Fuente: El Pais.
Cuando Julian Dibbell viajó a China no fue para ver la Gran Muralla. Se dedicó a visitar un tipo especial de granjas, unos habitáculos repletos de ordenadores donde grupos de veinteañeros pasaban 12 horas
delante de la pantalla por 120 euros al mes. Este escritor de Chicago se entrevistó en la periferia de varias ciudades asiáticas con un buen número de goldfarmers ("granjeros de oro", nombre con el que se conoce a los adictos a los juegos online que venden objetos virtuales a cambio de dinero real). Al regresar a su país, Dibbell usó lo aprendido para ganar 3.000 euros mensuales al margen de cualquier empresa. Este verano, el documental Playmoney llevará sus vivencias a la gran pantalla en Estados Unidos.
La industria del goldfarming mueve 800 millones de euros al año en el mundo, la mitad de lo que ganan las empresas del rol por Internet. Richard Heeks, informático de la Universidad de Manchester, investiga estos juegos y estima que 10 millones de los 20 millones de usuarios suscritos recurren a este mercado negro, que les proporciona ítems virtuales para ser más poderosos en su pasatiempo favorito: oro, armaduras y hasta guardaespaldas que les acompañen en misiones peligrosas.

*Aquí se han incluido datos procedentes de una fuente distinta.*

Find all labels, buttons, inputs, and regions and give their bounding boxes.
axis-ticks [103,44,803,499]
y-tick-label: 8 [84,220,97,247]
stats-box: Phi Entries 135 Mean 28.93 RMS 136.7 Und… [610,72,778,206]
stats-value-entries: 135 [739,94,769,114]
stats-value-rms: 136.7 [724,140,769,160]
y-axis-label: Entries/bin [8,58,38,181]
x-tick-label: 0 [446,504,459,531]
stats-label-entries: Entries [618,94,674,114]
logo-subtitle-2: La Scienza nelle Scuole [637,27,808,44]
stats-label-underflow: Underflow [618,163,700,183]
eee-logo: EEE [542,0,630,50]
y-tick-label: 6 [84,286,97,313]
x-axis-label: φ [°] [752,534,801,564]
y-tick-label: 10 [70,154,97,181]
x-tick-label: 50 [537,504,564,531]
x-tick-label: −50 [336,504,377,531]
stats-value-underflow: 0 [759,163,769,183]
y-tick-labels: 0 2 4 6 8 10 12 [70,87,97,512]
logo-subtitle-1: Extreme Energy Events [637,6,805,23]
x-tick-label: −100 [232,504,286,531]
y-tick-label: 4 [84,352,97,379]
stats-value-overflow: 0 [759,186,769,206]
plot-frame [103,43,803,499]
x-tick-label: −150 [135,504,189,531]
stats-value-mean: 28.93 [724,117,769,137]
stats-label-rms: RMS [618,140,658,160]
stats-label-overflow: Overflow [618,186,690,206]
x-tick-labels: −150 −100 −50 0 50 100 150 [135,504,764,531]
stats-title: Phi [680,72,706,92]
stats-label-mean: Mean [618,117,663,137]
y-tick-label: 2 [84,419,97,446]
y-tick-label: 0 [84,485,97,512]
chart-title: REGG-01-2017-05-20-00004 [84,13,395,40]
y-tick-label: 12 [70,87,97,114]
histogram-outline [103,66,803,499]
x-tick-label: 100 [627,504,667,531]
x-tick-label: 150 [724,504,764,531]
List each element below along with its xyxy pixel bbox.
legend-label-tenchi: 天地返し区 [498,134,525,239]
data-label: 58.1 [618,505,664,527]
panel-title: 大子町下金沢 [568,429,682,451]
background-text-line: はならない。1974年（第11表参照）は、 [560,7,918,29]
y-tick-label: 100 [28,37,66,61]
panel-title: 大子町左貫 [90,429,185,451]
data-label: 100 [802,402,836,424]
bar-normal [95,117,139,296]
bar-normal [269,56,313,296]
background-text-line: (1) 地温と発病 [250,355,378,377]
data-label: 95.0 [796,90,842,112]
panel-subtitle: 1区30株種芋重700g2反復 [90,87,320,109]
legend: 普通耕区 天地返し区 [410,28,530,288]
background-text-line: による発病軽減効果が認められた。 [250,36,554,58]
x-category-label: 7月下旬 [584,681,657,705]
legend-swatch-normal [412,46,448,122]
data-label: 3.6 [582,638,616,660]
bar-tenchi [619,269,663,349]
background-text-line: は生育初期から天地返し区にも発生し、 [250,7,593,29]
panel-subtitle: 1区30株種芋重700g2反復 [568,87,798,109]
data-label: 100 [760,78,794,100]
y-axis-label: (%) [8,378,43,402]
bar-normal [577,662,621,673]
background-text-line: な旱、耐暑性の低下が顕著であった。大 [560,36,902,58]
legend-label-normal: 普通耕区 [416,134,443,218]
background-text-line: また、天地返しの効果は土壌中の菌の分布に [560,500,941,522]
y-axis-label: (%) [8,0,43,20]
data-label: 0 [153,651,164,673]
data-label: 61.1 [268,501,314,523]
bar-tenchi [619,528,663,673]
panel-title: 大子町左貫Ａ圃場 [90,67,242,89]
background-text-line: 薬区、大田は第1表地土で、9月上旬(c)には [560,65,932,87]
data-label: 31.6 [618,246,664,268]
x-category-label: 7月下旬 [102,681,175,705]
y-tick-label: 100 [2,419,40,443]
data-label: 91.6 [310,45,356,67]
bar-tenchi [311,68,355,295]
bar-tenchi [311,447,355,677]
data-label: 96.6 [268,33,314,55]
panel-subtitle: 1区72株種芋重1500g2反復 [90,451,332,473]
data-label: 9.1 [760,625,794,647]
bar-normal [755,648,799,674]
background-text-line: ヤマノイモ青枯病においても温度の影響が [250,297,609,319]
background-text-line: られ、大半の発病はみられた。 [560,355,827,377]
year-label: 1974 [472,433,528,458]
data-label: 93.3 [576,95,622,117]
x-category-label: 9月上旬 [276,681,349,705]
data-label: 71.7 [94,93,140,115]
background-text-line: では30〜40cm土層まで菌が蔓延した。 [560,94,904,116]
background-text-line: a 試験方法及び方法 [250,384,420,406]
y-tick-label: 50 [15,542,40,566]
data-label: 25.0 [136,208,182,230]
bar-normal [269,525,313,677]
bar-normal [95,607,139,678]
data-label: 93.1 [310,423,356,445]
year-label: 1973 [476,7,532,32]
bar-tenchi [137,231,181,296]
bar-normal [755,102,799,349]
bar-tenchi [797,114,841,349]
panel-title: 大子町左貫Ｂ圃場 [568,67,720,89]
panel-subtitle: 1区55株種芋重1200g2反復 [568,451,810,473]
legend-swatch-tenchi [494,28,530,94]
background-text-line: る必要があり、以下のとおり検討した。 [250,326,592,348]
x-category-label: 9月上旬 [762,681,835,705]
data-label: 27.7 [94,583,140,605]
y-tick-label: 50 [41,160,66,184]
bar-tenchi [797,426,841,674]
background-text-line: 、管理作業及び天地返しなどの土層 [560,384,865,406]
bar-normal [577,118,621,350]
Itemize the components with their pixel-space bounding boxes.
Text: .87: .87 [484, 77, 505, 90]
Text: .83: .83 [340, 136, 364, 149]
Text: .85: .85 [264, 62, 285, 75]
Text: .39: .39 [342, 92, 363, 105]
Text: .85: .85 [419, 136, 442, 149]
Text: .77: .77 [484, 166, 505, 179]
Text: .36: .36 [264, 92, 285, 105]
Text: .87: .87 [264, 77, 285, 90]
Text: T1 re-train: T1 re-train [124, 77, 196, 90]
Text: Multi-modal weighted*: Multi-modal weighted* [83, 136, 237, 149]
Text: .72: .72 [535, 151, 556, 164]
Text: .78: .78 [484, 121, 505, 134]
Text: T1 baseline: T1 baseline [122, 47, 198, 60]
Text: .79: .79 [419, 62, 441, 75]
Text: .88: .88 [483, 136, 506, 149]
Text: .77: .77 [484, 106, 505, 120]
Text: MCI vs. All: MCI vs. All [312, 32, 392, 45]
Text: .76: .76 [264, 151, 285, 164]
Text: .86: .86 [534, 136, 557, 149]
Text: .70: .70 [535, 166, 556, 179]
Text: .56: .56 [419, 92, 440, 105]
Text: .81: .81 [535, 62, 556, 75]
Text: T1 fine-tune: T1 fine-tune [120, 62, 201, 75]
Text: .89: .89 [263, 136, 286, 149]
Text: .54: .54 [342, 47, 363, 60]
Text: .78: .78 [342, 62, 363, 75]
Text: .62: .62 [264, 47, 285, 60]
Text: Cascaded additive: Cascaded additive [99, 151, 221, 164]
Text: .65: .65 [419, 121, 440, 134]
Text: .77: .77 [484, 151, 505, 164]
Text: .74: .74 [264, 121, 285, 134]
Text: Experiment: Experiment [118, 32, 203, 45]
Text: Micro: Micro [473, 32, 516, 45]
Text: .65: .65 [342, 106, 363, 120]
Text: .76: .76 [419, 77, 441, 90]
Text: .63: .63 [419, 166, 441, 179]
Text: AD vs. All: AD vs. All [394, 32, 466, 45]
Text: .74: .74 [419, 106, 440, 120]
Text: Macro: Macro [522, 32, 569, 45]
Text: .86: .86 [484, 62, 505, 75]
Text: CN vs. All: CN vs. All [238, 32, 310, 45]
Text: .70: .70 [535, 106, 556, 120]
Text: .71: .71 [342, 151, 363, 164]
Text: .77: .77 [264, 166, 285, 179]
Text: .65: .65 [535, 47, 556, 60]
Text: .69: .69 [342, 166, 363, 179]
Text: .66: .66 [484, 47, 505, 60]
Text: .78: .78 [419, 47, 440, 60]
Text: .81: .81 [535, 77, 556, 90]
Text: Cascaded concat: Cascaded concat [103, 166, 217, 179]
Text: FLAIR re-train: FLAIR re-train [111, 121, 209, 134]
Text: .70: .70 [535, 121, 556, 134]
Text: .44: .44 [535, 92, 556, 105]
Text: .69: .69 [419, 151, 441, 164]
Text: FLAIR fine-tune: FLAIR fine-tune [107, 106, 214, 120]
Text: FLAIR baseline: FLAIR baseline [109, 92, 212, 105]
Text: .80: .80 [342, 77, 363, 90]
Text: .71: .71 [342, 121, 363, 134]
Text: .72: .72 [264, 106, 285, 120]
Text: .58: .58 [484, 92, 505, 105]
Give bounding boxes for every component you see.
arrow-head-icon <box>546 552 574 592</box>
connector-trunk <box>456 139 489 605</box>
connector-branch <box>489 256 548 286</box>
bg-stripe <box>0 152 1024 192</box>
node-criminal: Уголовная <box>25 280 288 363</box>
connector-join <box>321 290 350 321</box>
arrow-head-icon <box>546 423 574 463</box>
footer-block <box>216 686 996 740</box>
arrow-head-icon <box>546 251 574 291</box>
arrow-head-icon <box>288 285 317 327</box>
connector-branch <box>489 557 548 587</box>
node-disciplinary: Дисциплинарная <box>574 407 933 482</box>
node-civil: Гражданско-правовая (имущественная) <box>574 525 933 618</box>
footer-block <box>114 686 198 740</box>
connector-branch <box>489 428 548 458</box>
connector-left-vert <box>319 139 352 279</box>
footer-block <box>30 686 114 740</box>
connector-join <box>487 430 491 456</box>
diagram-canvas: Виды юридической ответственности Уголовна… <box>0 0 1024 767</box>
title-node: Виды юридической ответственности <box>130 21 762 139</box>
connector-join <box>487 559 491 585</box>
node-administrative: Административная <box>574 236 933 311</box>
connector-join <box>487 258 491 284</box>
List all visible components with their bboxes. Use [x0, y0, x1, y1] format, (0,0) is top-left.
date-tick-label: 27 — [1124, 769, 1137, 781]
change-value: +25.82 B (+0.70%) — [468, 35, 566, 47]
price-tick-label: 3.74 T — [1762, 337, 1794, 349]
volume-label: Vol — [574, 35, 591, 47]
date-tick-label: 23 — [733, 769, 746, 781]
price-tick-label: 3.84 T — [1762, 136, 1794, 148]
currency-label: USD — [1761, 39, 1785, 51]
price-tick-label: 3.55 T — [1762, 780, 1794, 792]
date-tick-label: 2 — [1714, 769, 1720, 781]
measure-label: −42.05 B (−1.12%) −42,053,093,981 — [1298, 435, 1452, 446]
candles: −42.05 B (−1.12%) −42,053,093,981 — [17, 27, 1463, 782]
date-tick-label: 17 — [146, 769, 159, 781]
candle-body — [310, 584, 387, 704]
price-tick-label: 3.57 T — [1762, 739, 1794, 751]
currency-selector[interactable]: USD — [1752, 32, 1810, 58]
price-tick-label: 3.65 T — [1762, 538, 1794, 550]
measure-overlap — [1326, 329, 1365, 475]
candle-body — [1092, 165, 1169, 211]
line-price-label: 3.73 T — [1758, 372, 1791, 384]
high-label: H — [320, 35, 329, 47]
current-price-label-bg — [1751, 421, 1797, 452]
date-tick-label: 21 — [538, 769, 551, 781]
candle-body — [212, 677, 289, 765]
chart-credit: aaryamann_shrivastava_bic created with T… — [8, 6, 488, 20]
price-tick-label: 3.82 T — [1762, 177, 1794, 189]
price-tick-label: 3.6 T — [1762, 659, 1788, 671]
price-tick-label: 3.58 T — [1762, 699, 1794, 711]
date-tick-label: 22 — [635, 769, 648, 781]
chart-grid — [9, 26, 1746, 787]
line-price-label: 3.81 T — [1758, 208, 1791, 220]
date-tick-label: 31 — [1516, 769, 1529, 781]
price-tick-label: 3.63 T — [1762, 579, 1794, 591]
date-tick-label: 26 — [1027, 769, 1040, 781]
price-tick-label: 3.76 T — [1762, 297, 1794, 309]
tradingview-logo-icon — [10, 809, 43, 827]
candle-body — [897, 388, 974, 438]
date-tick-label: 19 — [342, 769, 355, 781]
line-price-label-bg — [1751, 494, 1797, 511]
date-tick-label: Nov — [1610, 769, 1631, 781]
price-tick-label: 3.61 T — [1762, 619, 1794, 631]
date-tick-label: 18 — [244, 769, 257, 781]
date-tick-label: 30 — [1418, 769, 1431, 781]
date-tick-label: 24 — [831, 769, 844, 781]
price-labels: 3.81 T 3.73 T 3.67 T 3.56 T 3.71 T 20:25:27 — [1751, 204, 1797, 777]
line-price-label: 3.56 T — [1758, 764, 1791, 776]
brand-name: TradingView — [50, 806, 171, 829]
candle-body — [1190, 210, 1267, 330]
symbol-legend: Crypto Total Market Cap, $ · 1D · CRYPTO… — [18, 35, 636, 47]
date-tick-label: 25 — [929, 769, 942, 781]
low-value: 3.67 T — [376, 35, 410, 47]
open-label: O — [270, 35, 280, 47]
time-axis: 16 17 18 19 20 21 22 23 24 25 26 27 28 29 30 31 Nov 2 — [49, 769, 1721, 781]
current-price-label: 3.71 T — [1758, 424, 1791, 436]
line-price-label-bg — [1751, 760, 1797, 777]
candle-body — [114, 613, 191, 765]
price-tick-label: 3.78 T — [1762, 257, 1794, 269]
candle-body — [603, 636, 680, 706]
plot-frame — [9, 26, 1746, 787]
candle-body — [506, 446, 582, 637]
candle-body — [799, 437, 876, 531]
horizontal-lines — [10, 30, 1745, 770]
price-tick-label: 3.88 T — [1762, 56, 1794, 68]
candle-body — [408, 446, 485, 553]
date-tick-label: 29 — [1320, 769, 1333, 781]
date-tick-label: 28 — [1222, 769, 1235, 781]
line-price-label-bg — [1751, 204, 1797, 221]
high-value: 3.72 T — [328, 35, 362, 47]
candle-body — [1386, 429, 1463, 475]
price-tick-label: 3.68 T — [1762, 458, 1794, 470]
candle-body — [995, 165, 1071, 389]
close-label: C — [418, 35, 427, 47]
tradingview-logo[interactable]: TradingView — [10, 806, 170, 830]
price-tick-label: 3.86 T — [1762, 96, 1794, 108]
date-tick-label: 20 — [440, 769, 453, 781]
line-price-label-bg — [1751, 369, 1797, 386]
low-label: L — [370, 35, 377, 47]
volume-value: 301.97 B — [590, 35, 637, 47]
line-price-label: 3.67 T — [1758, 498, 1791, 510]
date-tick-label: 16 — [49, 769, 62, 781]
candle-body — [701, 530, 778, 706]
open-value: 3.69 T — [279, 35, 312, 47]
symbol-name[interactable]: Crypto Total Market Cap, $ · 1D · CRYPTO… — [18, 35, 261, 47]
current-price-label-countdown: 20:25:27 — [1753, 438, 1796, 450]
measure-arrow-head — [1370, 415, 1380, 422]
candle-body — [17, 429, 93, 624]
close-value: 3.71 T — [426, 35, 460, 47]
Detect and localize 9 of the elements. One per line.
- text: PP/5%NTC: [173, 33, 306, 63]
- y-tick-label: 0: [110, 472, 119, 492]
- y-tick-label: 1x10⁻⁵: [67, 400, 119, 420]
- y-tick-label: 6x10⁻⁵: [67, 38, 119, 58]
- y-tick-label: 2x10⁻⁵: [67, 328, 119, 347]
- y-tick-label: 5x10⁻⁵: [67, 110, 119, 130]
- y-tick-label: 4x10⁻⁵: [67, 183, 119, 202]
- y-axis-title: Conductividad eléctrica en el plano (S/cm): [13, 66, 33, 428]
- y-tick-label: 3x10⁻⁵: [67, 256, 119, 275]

Con tres euros se compra un kilo de oro ficticio, el único que tiene valor en estos universos imaginarios. Acumular grandes cantidades para hacerse rico vendiéndolo en el mundo real está prohibido por las compañías de videojuegos. Blizzard, líder del sector y dueña del popular World of Warcraft, afirma que es propietaria de todo lo relacionado con sus juegos y prohíbe el acceso a su red a los involucrados en la compraventa "ilegal". En cambio, el profesor Heeks plantea que el oro podría pertenecer al jugador, que paga religiosamente una suscripción mensual: "Las compañías aún no han conseguido vencer a los goldfarmers en los tribunales".
No todos los jugadores se saltan las normas. Existen asociaciones en contra del fraude del oro e incluso bandas que organizan redadas contra sus cabecillas. Les sorprenden en el juego y les atacan al grito de "¡Muerte a los chinofarmers!". Los jugadores occidentales no se ahorran las proclamas racistas al referirse a los trabajadores del goldfarming, la mayoría chinos.
Cuando la web de subastas eBay cedió en 2007 a las presiones de Blizzard y vetó los anuncios sobre ítems de juegos online, se popularizaron las páginas de grandes empresas dedicadas a este servicio. Según la Universidad de Manchester, existen entre 60.000 y 100.000. Algunas son auténticos supermercados del rol. La mayor de todas, IGE, tuvo su sede en Marbella hasta que Interpol la clausuró en 2002, obligándoles a mudarse a Shanghai.
Eric Badana, portavoz de JPitems, rechaza el estereotipo del jugador adolescente que pasa su vida ante la pantalla: "El 70% de nuestros clientes son adultos con dinero que quieren experimentar la vida del juego. Conozco a un ejecutivo que usa su personaje de World of Warcraft para asignar tareas a través del chat". Badana niega que empresas como la suya hagan competencia desleal: "Beneficiamos a Blizzard. Atraemos a más usuarios hacia sus juegos". ¿Cuánto ganan? "No puedo dar una cifra, pero muchísimo más de 100.000 euros al año".
Ge Jin, estudiante californiano de ascendencia china, ha investigado el goldfarming. Tras viajar por Asia, conoció la granja modelo: turnos de 12 horas, un catre, tres comidas y entre 30 y 150 euros de sueldo. "Suelen ser felices. Viven de su hobby, un sueño inalcanzable para la mayoría".
El profesor Heeks estudia el lado económico: "Es la ley de la oferta y la demanda. Quien tiene más tiempo que dinero, los granjeros, comercia con quien tiene más dinero que tiempo, sus clientes. Es como pagar para que te corten el césped. Podría diseñarse un juego que permitiese esta práctica y emplease a miles de personas".
Hace 25 años, alumnos de informática de varios campus norteamericanos, adictos a los primeros juegos de rol, regalaban a la chica que les gustaba una espada virtual. Julian Dibbell, ahora retirado, nunca dio nada gratis: compraba oro en Hong Kong, lo vendía más caro y se quedaba con la diferencia. Asfixiado por las grandes empresas del sector, lo dejó: "Le dedicaba 50 horas semanales y era menos divertido que escribir. Si hubiese ganado más, seguiría con ello". Los grandes granjeros se embolsan hasta 40.000 euros al mes.